Ds. Van der Plas verzekerde zijn gehoor dat het moderamen in gesprek wil zijn met „de volle breedte van de kerk.” Hij memoreerde de recent door het hervormde synodebestuur vrijgegeven verklaring waarin een kerkenraad kan uitspreken zich gebonden te weten aan het gereformeerd belijden en dat deze zal weren wat daarmee in strijd is. „Het moderamen heeft met deze ultieme poging de hand willen reiken aan hen die zich afvragen of ze met een vrij geweten kunnen meegaan met de vereniging van de Protestantse Kerk in Nederland. De notitie en de verklaring geven aan welke waarborg er is om als gereformeerde belijders in de PKN te kunnen staan.”
„Wat biedt deze verklaring van het moderamen méér dan wat in de kerkorde al is vastgelegd?” zo vroeg ds. J. P. Nap, hervormd predikant in Zeist, tijdens de forumdiscussie. GB-voorzitter ds. G. D. Kamphuis kwalificeerde de verklaring als „een extra veiligheid”, een aanscherping van datgene wat al vastgelegd is. Algemeen secretaris drs. P. J. Vergunst zei dat nu voor het eerst „klip en klaar” uitgesproken is dat hervormd-gereformeerden zich inhoudelijk niet verbonden hoeven te weten aan zaken die ze niet kunnen meemaken. Dat geldt volgens hem ook ten opzichte van de Leuenberger Konkordie.

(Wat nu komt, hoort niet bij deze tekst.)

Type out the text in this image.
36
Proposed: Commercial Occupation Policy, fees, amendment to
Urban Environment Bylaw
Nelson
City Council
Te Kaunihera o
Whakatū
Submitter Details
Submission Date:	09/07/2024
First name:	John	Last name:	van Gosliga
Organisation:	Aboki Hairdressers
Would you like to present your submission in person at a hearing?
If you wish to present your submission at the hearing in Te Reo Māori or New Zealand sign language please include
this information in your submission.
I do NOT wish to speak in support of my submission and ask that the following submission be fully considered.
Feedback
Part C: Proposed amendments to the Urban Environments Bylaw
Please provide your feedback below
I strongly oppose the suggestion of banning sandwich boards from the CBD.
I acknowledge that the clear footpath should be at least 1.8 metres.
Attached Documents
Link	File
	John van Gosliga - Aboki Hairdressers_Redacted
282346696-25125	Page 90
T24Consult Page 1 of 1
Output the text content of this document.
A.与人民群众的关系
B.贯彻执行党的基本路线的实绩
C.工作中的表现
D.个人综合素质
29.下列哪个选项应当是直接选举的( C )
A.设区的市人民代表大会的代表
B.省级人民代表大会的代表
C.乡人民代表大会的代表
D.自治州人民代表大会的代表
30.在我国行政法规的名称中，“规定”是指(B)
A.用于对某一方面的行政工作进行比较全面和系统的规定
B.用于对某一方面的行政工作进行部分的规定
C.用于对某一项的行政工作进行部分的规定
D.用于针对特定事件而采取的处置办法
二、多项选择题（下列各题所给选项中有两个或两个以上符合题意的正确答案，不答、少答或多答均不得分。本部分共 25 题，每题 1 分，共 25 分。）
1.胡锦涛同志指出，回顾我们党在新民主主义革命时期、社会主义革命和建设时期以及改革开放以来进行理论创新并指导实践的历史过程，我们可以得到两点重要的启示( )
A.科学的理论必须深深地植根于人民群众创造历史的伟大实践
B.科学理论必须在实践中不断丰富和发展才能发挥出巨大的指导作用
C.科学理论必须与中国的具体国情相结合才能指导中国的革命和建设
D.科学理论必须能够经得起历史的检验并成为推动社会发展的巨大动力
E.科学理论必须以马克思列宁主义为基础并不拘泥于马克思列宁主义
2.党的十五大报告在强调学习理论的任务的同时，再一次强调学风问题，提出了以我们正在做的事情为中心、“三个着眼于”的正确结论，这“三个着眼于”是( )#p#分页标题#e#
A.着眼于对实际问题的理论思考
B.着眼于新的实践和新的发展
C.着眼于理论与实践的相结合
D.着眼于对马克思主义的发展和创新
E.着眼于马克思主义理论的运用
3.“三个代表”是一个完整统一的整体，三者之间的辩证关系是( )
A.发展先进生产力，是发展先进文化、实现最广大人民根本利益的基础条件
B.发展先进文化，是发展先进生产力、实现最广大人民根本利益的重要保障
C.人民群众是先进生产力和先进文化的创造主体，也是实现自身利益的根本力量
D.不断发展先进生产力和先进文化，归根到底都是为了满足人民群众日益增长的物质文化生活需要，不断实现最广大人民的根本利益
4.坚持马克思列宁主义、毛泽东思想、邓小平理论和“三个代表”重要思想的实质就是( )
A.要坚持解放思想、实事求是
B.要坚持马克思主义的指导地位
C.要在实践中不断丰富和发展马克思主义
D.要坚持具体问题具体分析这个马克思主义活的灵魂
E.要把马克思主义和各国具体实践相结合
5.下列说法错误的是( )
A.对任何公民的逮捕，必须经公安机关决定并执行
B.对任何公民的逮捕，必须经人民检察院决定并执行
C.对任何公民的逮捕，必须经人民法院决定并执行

Tijdens de bespreking van de referaten van ds. Kamphuis en Vergunst kwam ook de spanning tussen verbond en belijdenis aan de orde. We mogen deze begrippen niet tegen elkaar uitspelen, zo waarschuwde Vergunst. „Ze zijn sinds Calvijn al in een spanningsvolle relatie op elkaar betrokken en zijn nu in alle actualiteit weer aan de orde.”
Ds. Kamphuis keerde zich tegen de beschuldiging dat de Gereformeerde Bond richting de synode het signaal zou geven: gaat u maar door. „God gaat met Zijn kerkvergaderend werk door en Zijn beloften mogen worden gepredikt, dwars door de gebrokenheid van het kerkelijk leven heen. Ten aanzien van deze kern mogen we geen kerkpolitiek voeren. Als we zeggen dat we ten diepste niet weg kunnen, is dat geen kerkpolitiek maar een getuigenis ten overstaan van God.”
Kenmerkend voor de opstelling van de Gereformeerde Bond is volgens hem een drievoudig appèl: op de synode, op de plaatselijke gemeente en op God. Ds. Kamphuis: „Bezorgd zijn we allemaal, tot op de bodem van ons hart. Wij houden ook ons hart vast als we zien wat komen gaat, maar ons laatste vertrouwen is dat God Zijn kerk bewaart.”
Vergunst zei dat de laatste jaren terecht veel aandacht is uitgegaan naar ordinantie 5-4, die gaat over de zegening van relaties tussen mensen van hetzelfde geslacht. Maar even fundamenteel is volgens hem de aantasting van de trits doop, catechese en ambt. „Dat is zeer schadelijk voor de kerk op lange termijn.” Vergunst constateerde niet alleen relativering van het verbond vanuit de breedte van de kerk, maar ook vanuit evangelische kring.